İMAMI MATÜRİDİ çok takılmıştı. Diyanet İşleri Başkanlarımızdan Rahmetli Ahmet
Hamdi Akseki’nin İslam Dini adlı kitabından Ebu Mansur Muhammed Matüridi’yi ve
İtikadını okudum/852?-944./ Matürid, Semerkant’ın bir Türk köyünün adıymış ve
Muhammet Matüridi Türk soyundanmış. Ehlisünnetmiş, yani Hz.Muhammedin gittiği
yoldan gidenlerdenmiş.”Ehlisünnet itikadının savunmak ve batıl itikatları ret
ve inkâr için çok çalışmış akli ve nakli delillerle dolu önemli kitaplar
yazmıştır.”imamı Matüridinin ününün Türk ülkelerinde yayılması üzerine Hanefi
mezhebinde olanlar itikad hususunda Ehlisünnetin MATÜRİDİ KOLUNU SEÇMİŞLERDİR.

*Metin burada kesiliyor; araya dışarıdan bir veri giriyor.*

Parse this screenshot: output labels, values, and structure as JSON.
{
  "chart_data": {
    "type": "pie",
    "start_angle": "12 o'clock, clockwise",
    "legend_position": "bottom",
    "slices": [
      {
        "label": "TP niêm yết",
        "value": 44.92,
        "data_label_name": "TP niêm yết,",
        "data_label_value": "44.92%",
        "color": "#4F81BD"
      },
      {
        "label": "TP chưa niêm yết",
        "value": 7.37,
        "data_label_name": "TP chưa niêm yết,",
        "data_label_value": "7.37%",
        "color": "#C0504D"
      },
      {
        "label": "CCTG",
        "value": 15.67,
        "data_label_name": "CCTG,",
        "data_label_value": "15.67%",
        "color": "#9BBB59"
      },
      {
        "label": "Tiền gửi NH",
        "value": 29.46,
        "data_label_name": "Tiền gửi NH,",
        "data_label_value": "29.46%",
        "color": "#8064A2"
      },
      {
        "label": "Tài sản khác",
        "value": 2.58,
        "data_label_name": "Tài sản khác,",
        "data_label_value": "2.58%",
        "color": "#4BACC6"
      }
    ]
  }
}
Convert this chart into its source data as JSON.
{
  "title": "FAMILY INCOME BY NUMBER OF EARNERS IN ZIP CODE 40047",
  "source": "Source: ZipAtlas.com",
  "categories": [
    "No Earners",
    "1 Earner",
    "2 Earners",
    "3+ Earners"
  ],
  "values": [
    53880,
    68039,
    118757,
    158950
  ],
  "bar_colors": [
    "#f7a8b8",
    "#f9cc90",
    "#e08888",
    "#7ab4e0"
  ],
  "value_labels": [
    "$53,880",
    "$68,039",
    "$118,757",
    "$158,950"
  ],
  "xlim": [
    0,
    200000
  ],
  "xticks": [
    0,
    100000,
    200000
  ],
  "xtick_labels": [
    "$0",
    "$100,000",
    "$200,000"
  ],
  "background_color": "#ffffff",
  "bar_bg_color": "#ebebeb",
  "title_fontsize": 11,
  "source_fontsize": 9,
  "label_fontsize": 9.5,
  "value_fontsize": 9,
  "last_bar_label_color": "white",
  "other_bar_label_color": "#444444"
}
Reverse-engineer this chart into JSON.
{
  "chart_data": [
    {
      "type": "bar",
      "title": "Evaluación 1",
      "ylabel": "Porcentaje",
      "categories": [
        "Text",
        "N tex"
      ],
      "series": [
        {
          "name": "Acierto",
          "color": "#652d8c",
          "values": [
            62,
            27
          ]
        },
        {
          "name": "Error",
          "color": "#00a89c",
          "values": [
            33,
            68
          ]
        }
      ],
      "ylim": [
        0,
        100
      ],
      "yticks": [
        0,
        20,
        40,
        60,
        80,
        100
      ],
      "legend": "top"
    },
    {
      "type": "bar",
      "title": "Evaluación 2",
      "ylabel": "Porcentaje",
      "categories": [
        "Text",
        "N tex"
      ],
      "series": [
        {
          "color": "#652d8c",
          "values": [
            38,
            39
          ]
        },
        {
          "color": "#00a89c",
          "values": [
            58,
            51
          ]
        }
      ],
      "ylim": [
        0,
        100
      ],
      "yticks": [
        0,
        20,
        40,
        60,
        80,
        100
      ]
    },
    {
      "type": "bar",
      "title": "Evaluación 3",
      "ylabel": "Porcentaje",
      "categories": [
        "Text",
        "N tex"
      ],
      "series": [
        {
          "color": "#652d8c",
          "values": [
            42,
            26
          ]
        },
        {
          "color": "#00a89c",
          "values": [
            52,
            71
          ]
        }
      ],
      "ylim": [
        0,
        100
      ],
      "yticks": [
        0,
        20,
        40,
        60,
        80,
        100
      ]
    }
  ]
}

Amelde mezhebimiz İmam’ı Azam EBU HANİFE MEZHEBİ, İTİKATTA MEZHEBİMİZ EBU
MANSUR’İ MATÜRİDİ MEZHEBİDİR. Ahmet Hamdi AKSEKİ, İSLAM DİNİ S.74.
Ayrıca Araplara ait diğer mezhepleri de inceledim. Selefiye,
Mutezile ve Bâtınilik gibi. Türk ellerinde ve Türkler arasında Hanefi-Matüridi
mezhebinin yayılmasına karşın; Arap âleminde de diğer mezhepler arasında Hasan
El Eş’arinin/875/936/ kurduğu EŞ’ARİYE/EŞ’ARİLİK/ Mezhebinin çok yaygın
olduğunu gördüm.
EŞ’ARİYE MEZHEBİ: EBÜ’L HASAN EL-EŞ’ARİYİ/875/936/ imam
kabul eden kimselere EŞ’ARİ denir. Hasan EL EŞ’ARİ Basra’da doğmuş, Bağdat’ta
felçten ölmüş Arap asıllı Şafii mezhebinden bir mezhep sahibidir. Önce
Mut’ezile mezhebine hizmet etmiş, imamını aşarak, kendi özgür iradesiyle!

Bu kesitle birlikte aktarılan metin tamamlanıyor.